Kapal Imigran Tenggelam di Lepas Pantai Yaman, 30 Tewas

Arpan Rahman    •    Sabtu, 27 Jan 2018 20:07 WIB
imigran gelap
Kapal Imigran Tenggelam di Lepas Pantai Yaman, 30 Tewas
Imigran gelap nekat melintasi laut demi mencari kehidupan lebih baik (Foto: AFP).

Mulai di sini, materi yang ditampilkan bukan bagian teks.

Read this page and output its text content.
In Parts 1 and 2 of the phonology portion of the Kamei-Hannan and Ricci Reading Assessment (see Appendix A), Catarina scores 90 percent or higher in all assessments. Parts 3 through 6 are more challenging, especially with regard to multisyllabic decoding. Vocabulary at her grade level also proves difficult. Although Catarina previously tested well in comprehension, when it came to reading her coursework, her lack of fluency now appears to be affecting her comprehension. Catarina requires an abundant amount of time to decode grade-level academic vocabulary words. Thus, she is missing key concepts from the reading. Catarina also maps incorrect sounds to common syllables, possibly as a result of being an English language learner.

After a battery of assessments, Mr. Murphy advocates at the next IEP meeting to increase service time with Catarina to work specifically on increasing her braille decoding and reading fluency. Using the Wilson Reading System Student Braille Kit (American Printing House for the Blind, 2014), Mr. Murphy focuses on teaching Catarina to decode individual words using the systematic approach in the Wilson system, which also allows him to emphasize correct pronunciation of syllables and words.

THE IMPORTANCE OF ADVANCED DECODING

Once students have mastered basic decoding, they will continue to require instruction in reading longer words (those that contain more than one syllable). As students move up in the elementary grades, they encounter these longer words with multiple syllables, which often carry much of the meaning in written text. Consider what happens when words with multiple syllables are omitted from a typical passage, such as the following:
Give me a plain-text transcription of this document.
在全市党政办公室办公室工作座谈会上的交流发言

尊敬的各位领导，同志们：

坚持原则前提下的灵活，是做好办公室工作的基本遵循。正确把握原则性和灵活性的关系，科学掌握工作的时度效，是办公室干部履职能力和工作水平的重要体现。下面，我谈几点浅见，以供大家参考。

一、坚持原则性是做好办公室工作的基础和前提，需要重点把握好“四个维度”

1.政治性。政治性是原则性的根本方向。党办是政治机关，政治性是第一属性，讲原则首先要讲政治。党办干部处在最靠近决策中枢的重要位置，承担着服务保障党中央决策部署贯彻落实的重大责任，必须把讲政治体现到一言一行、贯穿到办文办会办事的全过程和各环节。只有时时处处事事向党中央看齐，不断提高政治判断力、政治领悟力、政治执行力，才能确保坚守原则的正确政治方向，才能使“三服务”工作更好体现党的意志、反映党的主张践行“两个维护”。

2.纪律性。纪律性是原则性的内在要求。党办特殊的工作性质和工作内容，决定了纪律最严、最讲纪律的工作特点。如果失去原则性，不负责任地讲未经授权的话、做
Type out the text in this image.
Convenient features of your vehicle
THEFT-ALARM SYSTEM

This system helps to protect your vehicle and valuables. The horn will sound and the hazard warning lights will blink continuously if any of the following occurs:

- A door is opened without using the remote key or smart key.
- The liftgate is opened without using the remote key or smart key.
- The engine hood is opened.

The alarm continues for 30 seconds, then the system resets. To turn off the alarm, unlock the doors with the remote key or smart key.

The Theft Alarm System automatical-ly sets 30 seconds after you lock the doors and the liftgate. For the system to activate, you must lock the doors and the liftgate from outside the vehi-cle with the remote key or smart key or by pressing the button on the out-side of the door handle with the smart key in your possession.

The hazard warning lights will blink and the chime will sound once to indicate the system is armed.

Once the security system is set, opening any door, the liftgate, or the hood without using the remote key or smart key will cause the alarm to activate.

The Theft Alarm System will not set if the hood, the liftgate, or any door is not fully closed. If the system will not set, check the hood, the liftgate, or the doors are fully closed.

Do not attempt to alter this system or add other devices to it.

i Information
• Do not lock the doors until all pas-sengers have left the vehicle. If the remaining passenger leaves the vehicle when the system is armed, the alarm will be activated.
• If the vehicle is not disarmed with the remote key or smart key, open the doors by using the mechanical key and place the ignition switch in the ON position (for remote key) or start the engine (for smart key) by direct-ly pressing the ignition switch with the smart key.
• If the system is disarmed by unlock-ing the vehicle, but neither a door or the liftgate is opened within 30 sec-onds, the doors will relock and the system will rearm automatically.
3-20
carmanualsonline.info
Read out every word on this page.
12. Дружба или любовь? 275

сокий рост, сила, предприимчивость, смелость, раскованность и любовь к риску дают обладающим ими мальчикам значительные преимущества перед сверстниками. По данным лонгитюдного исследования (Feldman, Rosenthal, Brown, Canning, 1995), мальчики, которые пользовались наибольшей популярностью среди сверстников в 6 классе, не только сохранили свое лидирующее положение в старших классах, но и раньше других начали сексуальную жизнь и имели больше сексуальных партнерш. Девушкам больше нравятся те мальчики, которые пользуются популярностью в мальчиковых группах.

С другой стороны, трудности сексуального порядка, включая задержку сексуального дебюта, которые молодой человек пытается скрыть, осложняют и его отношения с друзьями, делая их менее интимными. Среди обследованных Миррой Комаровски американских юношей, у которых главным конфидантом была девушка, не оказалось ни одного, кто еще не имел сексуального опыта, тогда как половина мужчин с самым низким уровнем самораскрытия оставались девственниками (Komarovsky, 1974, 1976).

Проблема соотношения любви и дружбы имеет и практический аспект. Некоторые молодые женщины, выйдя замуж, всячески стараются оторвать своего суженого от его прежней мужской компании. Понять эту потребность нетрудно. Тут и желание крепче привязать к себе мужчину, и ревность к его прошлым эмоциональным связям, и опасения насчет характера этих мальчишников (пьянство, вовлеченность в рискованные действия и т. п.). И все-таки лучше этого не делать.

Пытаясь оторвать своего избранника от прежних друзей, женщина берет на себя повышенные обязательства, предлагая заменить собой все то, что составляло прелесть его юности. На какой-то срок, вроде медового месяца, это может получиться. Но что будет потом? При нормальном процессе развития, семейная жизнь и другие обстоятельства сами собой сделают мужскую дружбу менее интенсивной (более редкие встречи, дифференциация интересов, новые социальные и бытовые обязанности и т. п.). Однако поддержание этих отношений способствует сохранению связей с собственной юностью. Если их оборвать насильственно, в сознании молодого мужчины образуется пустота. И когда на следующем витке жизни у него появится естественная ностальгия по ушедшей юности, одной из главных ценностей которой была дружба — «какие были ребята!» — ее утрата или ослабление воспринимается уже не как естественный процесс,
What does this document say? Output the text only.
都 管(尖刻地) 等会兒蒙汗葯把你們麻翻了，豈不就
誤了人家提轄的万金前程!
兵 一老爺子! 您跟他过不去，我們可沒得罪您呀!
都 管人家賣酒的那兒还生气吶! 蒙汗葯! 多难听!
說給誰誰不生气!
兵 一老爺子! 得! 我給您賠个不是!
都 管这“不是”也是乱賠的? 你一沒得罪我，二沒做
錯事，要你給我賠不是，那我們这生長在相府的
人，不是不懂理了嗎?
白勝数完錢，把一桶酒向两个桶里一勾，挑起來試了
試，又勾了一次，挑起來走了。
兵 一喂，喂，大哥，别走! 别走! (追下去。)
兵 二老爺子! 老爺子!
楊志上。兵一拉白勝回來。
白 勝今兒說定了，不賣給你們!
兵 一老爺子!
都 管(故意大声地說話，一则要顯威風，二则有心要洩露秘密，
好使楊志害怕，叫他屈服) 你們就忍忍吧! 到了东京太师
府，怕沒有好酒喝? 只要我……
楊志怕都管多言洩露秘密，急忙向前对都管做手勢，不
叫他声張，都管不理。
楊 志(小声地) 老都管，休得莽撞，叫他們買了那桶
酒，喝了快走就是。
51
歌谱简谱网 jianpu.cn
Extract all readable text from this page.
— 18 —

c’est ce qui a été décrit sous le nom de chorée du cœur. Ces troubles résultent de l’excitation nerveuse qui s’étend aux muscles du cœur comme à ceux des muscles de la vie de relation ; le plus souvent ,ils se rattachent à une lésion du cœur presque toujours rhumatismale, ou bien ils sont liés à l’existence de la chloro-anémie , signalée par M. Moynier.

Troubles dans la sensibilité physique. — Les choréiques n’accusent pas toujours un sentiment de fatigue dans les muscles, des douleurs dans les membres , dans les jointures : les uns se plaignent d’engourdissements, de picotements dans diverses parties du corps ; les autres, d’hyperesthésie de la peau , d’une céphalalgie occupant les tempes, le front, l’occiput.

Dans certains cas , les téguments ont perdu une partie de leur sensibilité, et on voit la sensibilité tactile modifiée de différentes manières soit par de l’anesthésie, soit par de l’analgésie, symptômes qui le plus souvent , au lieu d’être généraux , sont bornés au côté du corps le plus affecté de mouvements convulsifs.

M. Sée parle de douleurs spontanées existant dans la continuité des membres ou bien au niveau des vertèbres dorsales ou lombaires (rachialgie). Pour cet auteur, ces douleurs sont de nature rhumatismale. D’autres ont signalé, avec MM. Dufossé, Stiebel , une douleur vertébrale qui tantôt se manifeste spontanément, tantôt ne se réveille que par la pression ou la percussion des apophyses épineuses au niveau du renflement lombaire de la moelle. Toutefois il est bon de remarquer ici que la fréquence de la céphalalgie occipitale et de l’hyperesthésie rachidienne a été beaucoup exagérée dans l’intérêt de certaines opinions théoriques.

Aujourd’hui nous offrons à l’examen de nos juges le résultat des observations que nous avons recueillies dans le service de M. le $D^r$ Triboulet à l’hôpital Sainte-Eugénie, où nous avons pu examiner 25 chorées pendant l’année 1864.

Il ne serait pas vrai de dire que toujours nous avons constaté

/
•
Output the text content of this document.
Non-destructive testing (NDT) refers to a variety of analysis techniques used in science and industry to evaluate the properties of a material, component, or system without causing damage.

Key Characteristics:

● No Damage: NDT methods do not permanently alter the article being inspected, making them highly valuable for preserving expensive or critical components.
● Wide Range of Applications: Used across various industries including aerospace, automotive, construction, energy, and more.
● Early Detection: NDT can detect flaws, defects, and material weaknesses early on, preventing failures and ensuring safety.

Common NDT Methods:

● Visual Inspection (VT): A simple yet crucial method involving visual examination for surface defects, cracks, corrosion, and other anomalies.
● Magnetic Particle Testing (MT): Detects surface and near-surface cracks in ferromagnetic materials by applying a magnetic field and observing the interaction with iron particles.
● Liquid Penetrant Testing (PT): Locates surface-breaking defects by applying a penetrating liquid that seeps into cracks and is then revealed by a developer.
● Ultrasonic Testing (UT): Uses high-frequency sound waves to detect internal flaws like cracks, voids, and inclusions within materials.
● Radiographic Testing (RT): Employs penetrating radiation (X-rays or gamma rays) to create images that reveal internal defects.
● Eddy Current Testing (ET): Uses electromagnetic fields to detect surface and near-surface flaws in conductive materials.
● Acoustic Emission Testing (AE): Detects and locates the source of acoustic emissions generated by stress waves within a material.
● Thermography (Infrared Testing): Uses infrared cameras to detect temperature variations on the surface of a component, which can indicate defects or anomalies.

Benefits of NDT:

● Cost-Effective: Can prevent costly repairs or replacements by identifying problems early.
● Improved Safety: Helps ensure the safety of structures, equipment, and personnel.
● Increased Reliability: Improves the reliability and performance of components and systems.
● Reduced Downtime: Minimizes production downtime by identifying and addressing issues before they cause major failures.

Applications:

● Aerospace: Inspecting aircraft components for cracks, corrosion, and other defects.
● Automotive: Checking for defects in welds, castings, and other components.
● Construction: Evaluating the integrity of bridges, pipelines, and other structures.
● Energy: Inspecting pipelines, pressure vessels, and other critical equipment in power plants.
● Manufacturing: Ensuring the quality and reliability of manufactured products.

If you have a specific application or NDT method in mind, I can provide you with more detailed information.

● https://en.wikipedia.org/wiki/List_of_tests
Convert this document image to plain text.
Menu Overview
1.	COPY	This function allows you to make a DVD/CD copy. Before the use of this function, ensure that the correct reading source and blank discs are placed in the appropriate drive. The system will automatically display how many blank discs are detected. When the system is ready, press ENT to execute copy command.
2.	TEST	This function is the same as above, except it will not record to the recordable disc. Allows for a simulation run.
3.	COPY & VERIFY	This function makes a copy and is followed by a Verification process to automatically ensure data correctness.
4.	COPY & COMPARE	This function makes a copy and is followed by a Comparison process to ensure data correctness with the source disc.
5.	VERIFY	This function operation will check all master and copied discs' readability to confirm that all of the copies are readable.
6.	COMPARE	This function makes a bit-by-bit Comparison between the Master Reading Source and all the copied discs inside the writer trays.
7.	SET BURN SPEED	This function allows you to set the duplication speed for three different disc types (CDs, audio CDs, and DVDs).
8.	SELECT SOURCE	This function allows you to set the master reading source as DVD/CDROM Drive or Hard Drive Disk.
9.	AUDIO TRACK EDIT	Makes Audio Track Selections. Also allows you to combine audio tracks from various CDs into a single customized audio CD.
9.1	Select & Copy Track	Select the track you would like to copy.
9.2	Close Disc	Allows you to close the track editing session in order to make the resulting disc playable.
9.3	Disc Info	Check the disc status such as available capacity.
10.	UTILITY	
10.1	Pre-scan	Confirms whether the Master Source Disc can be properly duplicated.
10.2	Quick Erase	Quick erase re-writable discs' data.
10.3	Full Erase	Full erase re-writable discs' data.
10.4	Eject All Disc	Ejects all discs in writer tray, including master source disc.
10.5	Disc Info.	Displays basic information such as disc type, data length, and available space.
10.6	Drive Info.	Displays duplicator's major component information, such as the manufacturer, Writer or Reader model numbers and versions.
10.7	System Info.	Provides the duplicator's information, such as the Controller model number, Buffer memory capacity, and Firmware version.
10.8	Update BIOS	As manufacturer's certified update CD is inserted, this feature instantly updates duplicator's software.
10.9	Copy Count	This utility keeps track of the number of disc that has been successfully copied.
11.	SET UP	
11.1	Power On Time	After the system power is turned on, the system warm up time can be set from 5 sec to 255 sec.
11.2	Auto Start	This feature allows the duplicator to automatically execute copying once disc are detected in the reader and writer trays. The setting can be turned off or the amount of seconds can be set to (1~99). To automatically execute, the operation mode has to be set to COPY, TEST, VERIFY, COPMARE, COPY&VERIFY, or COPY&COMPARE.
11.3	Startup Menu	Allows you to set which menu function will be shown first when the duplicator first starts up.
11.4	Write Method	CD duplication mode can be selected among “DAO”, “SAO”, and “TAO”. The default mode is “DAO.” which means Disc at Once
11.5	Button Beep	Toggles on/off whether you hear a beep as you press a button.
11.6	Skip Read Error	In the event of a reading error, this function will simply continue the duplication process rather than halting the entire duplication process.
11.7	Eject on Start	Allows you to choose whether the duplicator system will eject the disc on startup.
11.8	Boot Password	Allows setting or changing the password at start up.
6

Sanaa: Sedikitnya 30 orang tenggelam saat kapal migran mereka terbalik di lepas pantai Yaman pekan ini, menurut PBB. 
 
Ditambahkan bahwa muncul laporan soal tembakan yang digunakan terhadap mereka yang berada di kapal. Yaman sendiri sedang dilanda perang.  
 
Sedikitnya 152 warga Somalia dan Ethiopia berada di atas kapal yang penuh sesak tersebut. Kapal itu meninggalkan Aden di Yaman selatan, pada Selasa, badan pengungsi dan migrasi PBB mengatakan dalam sebuah pernyataan bersama.
 
"Kapal tersebut diyakini telah dioperasikan oleh penyelundup yang tidak bermoral, yang berusaha membawa pengungsi dan migran ke Djibouti. Sementara juga berusaha untuk memeras lebih banyak uang dari para pengungsi dan migran ini," pernyataan PBB seperti disitat Guardian, Jumat 26 Januari 2018.
 
"Perahu tersebut terbalik dan karam di tengah laporan tembakan dipakai untuk melawan penumpang," kata laporan tersebut. Dibubuhkan bahwa pihaknya bekerja dengan penjaga pantai Yaman demi mencoba mencari tahu apa yang sesungguhnya terjadi.
 
"Sedikitnya 30 orang tewas dalam kejadian tragis ini," serunya.
 
Lebih dari 9.200 orang sudah terbunuh di Yaman sejak koalisi militer pimpinan Arab Saudi campur tangan pada 2015 melawan pemberontak Houthi. Tujuannya mengembalikan pemerintahan yang diakui secara internasional ke negara tersebut.
 
Namun negara miskin ini terus menarik para migran dari kawasan Tanduk Afrika. Banyak dari mereka mencari pekerjaan di negara-negara Teluk yang makmur di utara. Badan Pengungsi PBB mengatakan bahwa mereka marah dengan insiden kematian terbaru.
 
"Konflik dan ketidakamanan yang berkepanjangan di Yaman terus mengekspos pengungsi dan migran yang rentan untuk meningkatkan risiko pelanggaran hak asasi manusia, termasuk penangkapan, penahanan, perdagangan, dan deportasi sewenang-wenang," kata UNHCR di Twitter.
 
Pada Agustus tahun lalu, puluhan migran dari Somalia dan Ethiopia meninggal dunia sesudah pedagang manusia memaksa mereka keluar dari dua kapal yang berlayar di lepas pantai Yaman dan masuk ke laut.
 
Maret lalu, sebuah helikopter melepaskan tembakan ke kapal yang membawa lebih dari 140 migran di Laut Merah di lepas pantai Yaman, menewaskan 42 warga sipil.
 
Sebuah laporan rahasia yang dilihat oleh kantor berita AFP mengatakan bahwa serangan tersebut kemungkinan besar dilakukan oleh koalisi pimpinan Arab Saudi.